不可否认,量化投资是这几年才在市场中开始流行的概念。笔者也仅仅是在2006年左右才开始看到国内有投资者陆续在股票市场进行此类的尝试。这个境况并不意外,国内金融市场起步较晚,而且总是有很多半市场型的因素可以吸引投资者和媒体的注意力。再加上引入一个概念需要时间,所以量化投资自然而然也就排在了价值投资观念之后才有机会浮出水面。

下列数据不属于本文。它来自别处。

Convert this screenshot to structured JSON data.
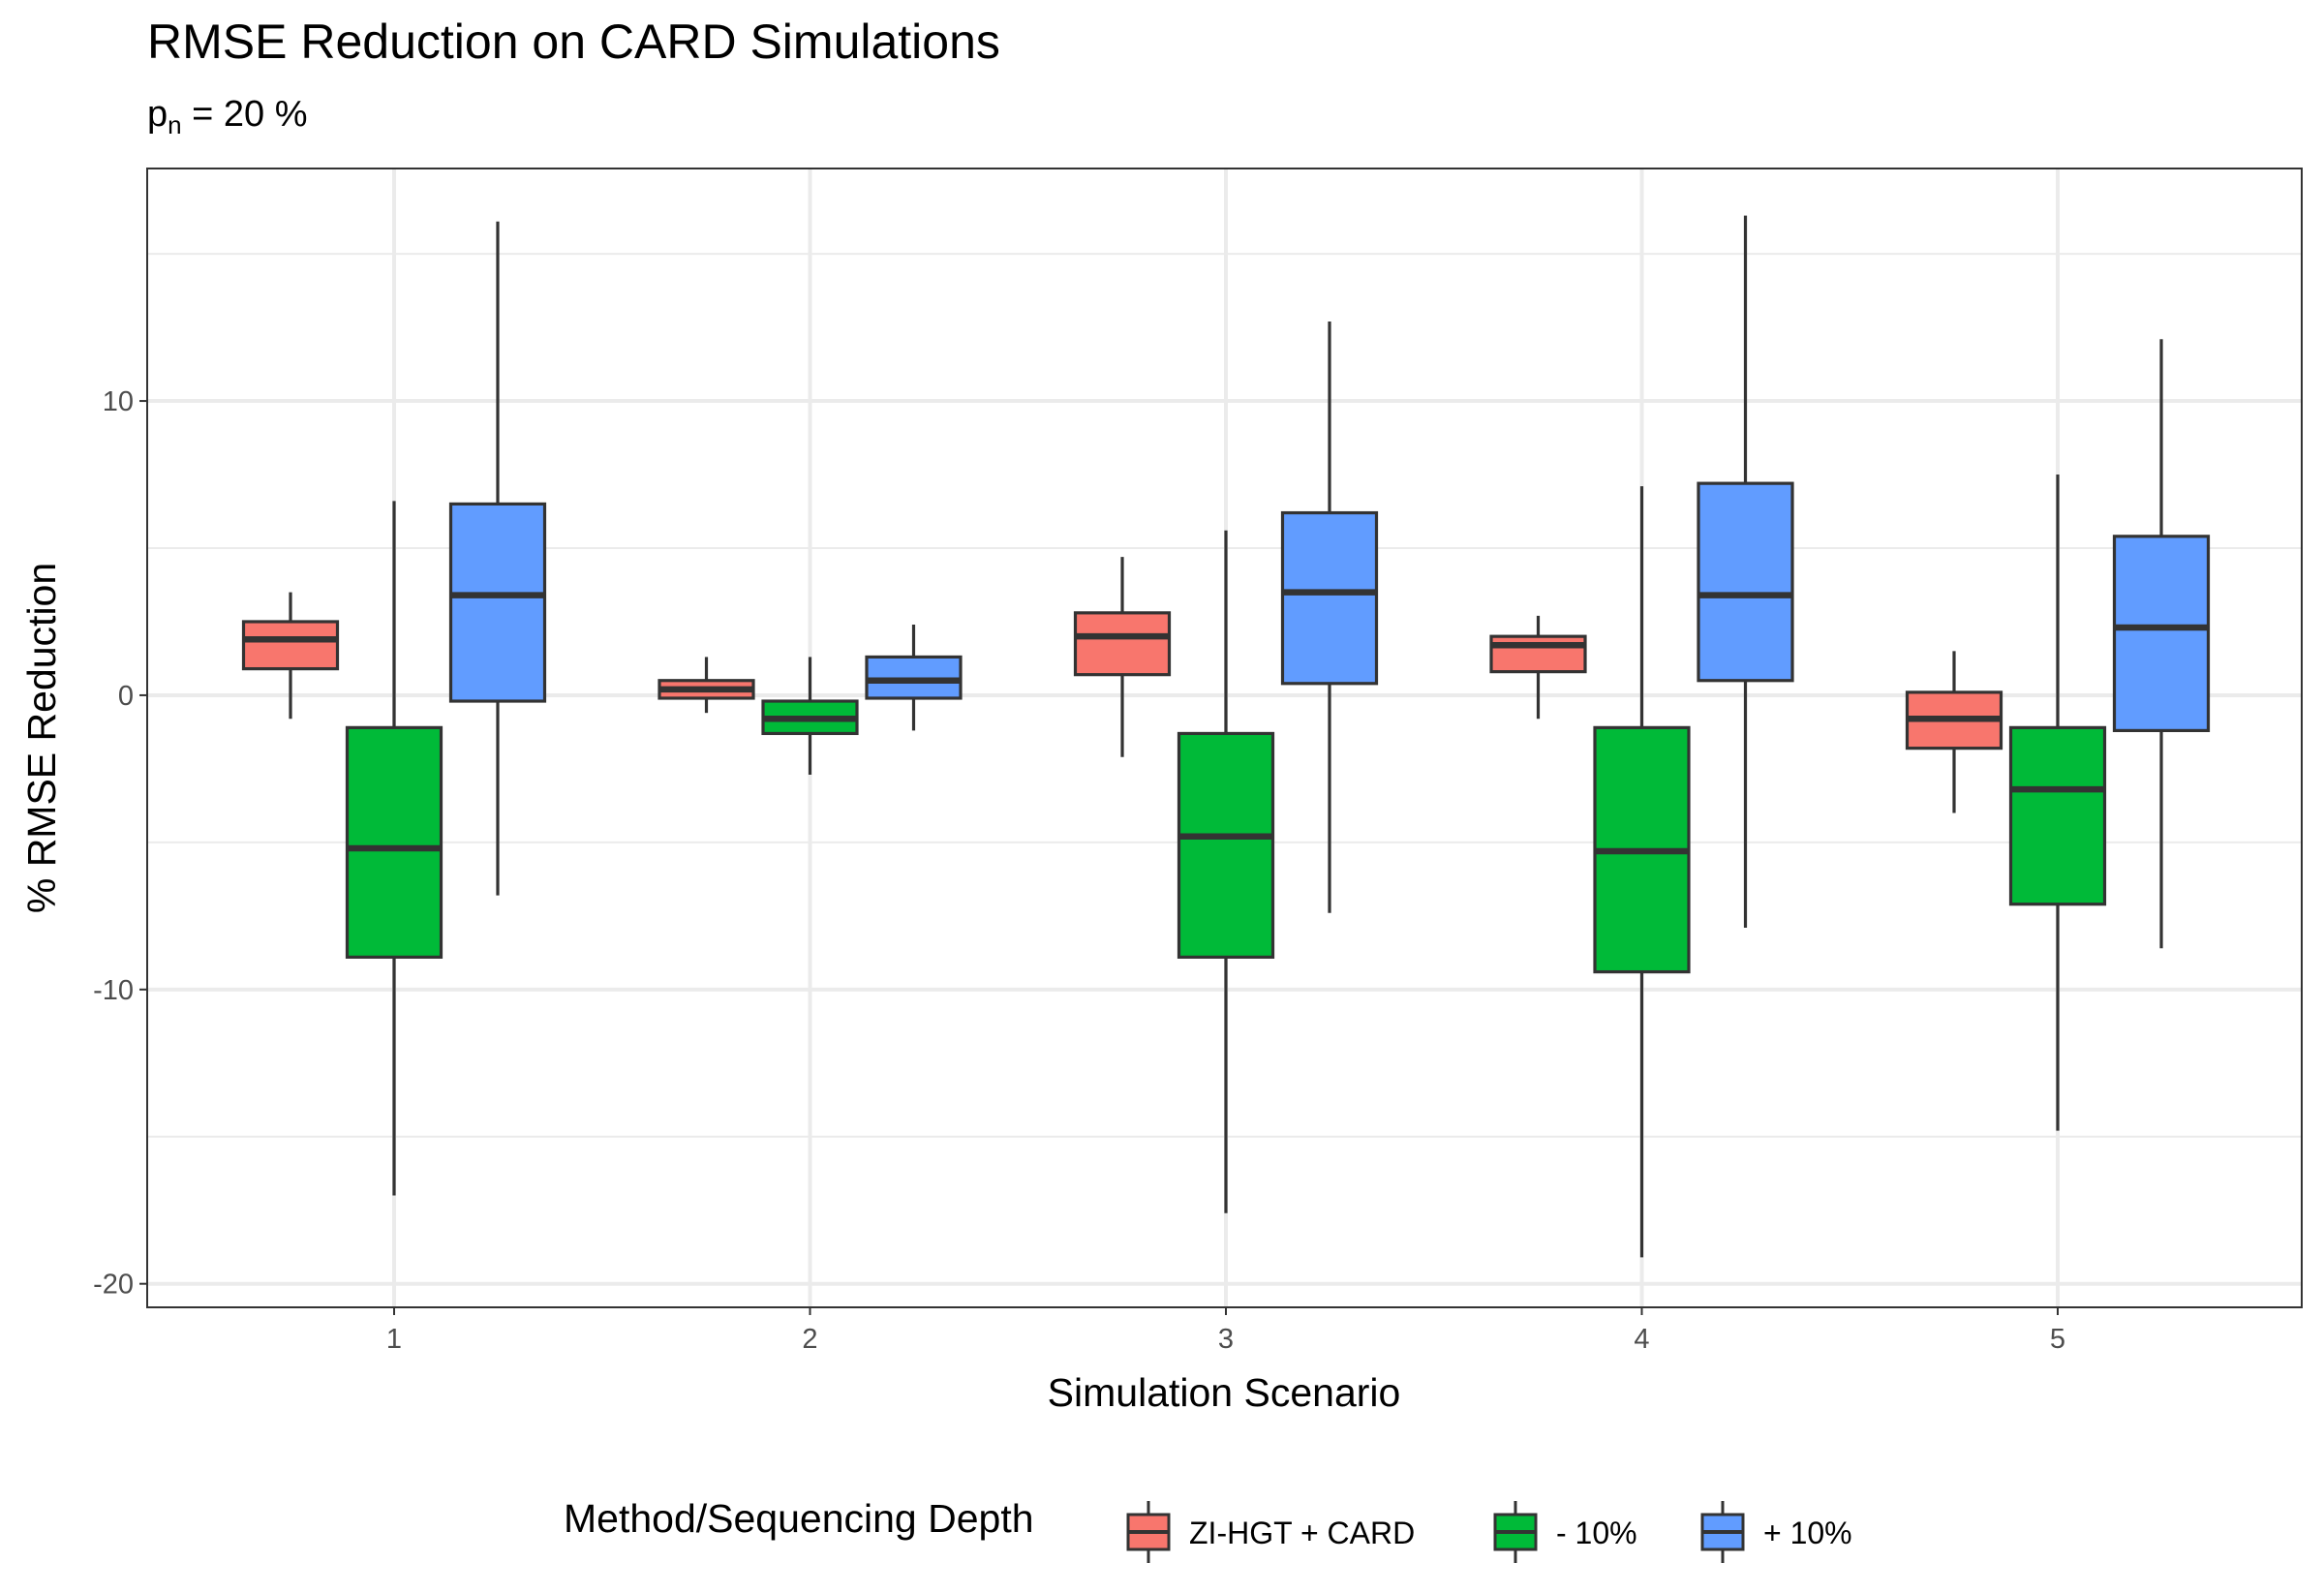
{
  "chart_data": {
    "type": "boxplot",
    "title": "RMSE Reduction on CARD Simulations",
    "subtitle": {
      "base": "p",
      "subscript": "n",
      "rest": " = 20 %"
    },
    "xlabel": "Simulation Scenario",
    "ylabel": "% RMSE Reduction",
    "categories": [
      "1",
      "2",
      "3",
      "4",
      "5"
    ],
    "yticks": [
      -20,
      -10,
      0,
      10
    ],
    "ylim": [
      -20.8,
      17.9
    ],
    "grid": true,
    "legend": {
      "title": "Method/Sequencing Depth",
      "position": "bottom"
    },
    "series": [
      {
        "name": "ZI-HGT + CARD",
        "color": "#F8766D",
        "boxes": [
          {
            "min": -0.8,
            "q1": 0.9,
            "median": 1.9,
            "q3": 2.5,
            "max": 3.5
          },
          {
            "min": -0.6,
            "q1": -0.1,
            "median": 0.2,
            "q3": 0.5,
            "max": 1.3
          },
          {
            "min": -2.1,
            "q1": 0.7,
            "median": 2.0,
            "q3": 2.8,
            "max": 4.7
          },
          {
            "min": -0.8,
            "q1": 0.8,
            "median": 1.7,
            "q3": 2.0,
            "max": 2.7
          },
          {
            "min": -4.0,
            "q1": -1.8,
            "median": -0.8,
            "q3": 0.1,
            "max": 1.5
          }
        ]
      },
      {
        "name": "- 10%",
        "color": "#00BA38",
        "boxes": [
          {
            "min": -17.0,
            "q1": -8.9,
            "median": -5.2,
            "q3": -1.1,
            "max": 6.6
          },
          {
            "min": -2.7,
            "q1": -1.3,
            "median": -0.8,
            "q3": -0.2,
            "max": 1.3
          },
          {
            "min": -17.6,
            "q1": -8.9,
            "median": -4.8,
            "q3": -1.3,
            "max": 5.6
          },
          {
            "min": -19.1,
            "q1": -9.4,
            "median": -5.3,
            "q3": -1.1,
            "max": 7.1
          },
          {
            "min": -14.8,
            "q1": -7.1,
            "median": -3.2,
            "q3": -1.1,
            "max": 7.5
          }
        ]
      },
      {
        "name": "+ 10%",
        "color": "#619CFF",
        "boxes": [
          {
            "min": -6.8,
            "q1": -0.2,
            "median": 3.4,
            "q3": 6.5,
            "max": 16.1
          },
          {
            "min": -1.2,
            "q1": -0.1,
            "median": 0.5,
            "q3": 1.3,
            "max": 2.4
          },
          {
            "min": -7.4,
            "q1": 0.4,
            "median": 3.5,
            "q3": 6.2,
            "max": 12.7
          },
          {
            "min": -7.9,
            "q1": 0.5,
            "median": 3.4,
            "q3": 7.2,
            "max": 16.3
          },
          {
            "min": -8.6,
            "q1": -1.2,
            "median": 2.3,
            "q3": 5.4,
            "max": 12.1
          }
        ]
      }
    ]
  }
}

观念的形成必然受到历史因素的影响。在设计算法阶段时刻提醒自己尽量不要带有偏见至关重要。很少有人一开始就接触的数量化投资领域.基本面分析往往都是先人为主的观点。无论是“自上而下”亦或是“自下而上”,接受过金融训练的人都或多或少的会考虑经济因素、行业因素与公司因素。这没什么不妥,实际上增大信息集对于算法的训练来说没有什
么特别明显的坏处。但接受的知识所能带来的优势也就停留在这个层面了。我们学了很多应该怎样的理念,但负责的教授往往也会加上一句“现实可能并非如此。”

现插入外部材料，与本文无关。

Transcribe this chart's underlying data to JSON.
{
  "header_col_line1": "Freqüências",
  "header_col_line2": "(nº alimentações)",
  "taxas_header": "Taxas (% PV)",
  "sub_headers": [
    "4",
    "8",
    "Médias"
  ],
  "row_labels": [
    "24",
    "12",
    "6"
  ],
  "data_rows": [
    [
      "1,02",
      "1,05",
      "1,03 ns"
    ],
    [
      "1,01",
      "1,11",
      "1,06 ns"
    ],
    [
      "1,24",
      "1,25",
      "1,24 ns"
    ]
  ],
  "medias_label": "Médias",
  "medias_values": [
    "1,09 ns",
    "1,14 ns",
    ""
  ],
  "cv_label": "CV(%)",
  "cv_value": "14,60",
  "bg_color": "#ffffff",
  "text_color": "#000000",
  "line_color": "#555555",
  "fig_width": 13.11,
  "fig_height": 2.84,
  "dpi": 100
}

“对或者错”在金融市场里面似乎从来都不是什么重点。因为在坚持看到自己的观点正确之前,可能就已经被资本市场消灭了。交易的天平在面对蛮力与智慧时,往往会倾向于前者。在这方面,长期资本又一次给了我们非常好的实例。根据《创造金钱》一书的描述能够发现,至少在波动率这个问题上,长期资本的态度完全带有接近于偏执的观念。
1997年陆续开始退出长期指数期权市场的投资银行们“必须回购已被出售的波动率”。而长期资本则“向所有需要者提供珍贵的波动率……他们如此渴望交易,以致在伦敦的股票衍生物交易员中获得了一个绰号:波动率中央银行……当然,从长期资本的观点来看,这是无本之利。数据显示,欧洲市场的历史波动率接近15%。由于市场的预期波动率将是23%或25%,长期资本的收人十分优厚”。从《拯救华尔街》一书中,我们也能发现类似的描述:“长期资本管理公司抛空股票期权的价格,是以市场价格每年的波动幅度为19%作为基准的。”

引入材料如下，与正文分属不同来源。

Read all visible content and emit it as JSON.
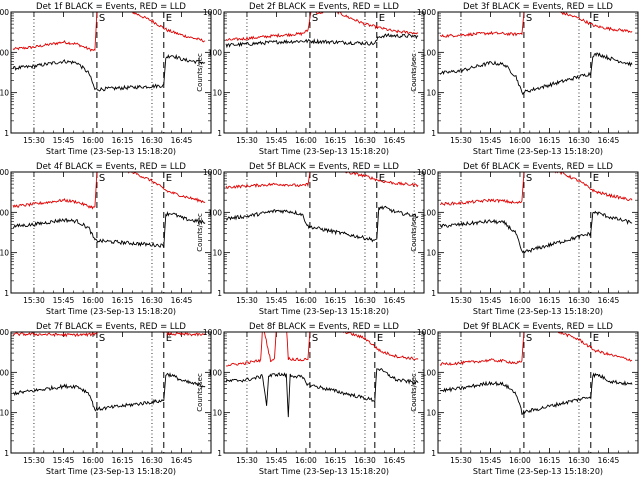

尽管对自已的判断深信不疑,但遗憾的是长期资本也没有撑到能见证自己正确的那一天的到来就出现了危机。从这个层面来看,说其是赌博也并不为过。这实际上与赌桌上没有足够的金币情况一致。2000年11月西蒙斯在接受过记者的采访时被问及“长期资本管理是一家数量化交易型企业,正如复兴技术一样。你是否从它的坍塌中学到了什么?”西蒙斯的回答是:“公司中的每一个人都读了关于长期资本的书。通常意义上来说,它会让你谨慎。我们的方法是很不同的。我们不从模型开始,而是从数据开始。我们没有先人为主的观念。我们寻找那些可以被千百次复制的事情。收敛交易的一个麻烦在于时间。你说事物终究会走到一起。好啊,终究是什么时候?”
西蒙斯的见解是一针见血的。投资是个时间敏感的概念。没有人会用一个说不出究竟是多久的时间段来验证一两个人观点的正确与否。当一个律师在荒郊野外踩到一个野蛮人的脚时,说“打人是不对的”恐怕也避免不了身体上的被摧残。或许只要律师还有口气在,跑回来跟其他人说“野蛮人打人不对,应该受到法律的严惩”,其他人还是可以赞同倒霉律师的说法。但有什么意义呢?
要对市场有几分敬畏之心,无论知识背景丰厚到何种程度都要如此。因为人能分析的只有理性的那一部分,还很有可能分析不明白。市场表现出的非理性成分很有可能就让我们的报告或模型变得一无是处。长期资本的对冲是精致的,对某一特定金融产品的拆分往往涉及多个领域(至少在其豪赌价格波动幅度之前)。可过分的精致也不见得就是好事。倒金字塔也好、创新螺旋也好,一个部位的破损往往会招致大面积的垮塌。从这点上来看,为策略模型设计一个松散的结构并强调鲁棒性或许是条出路。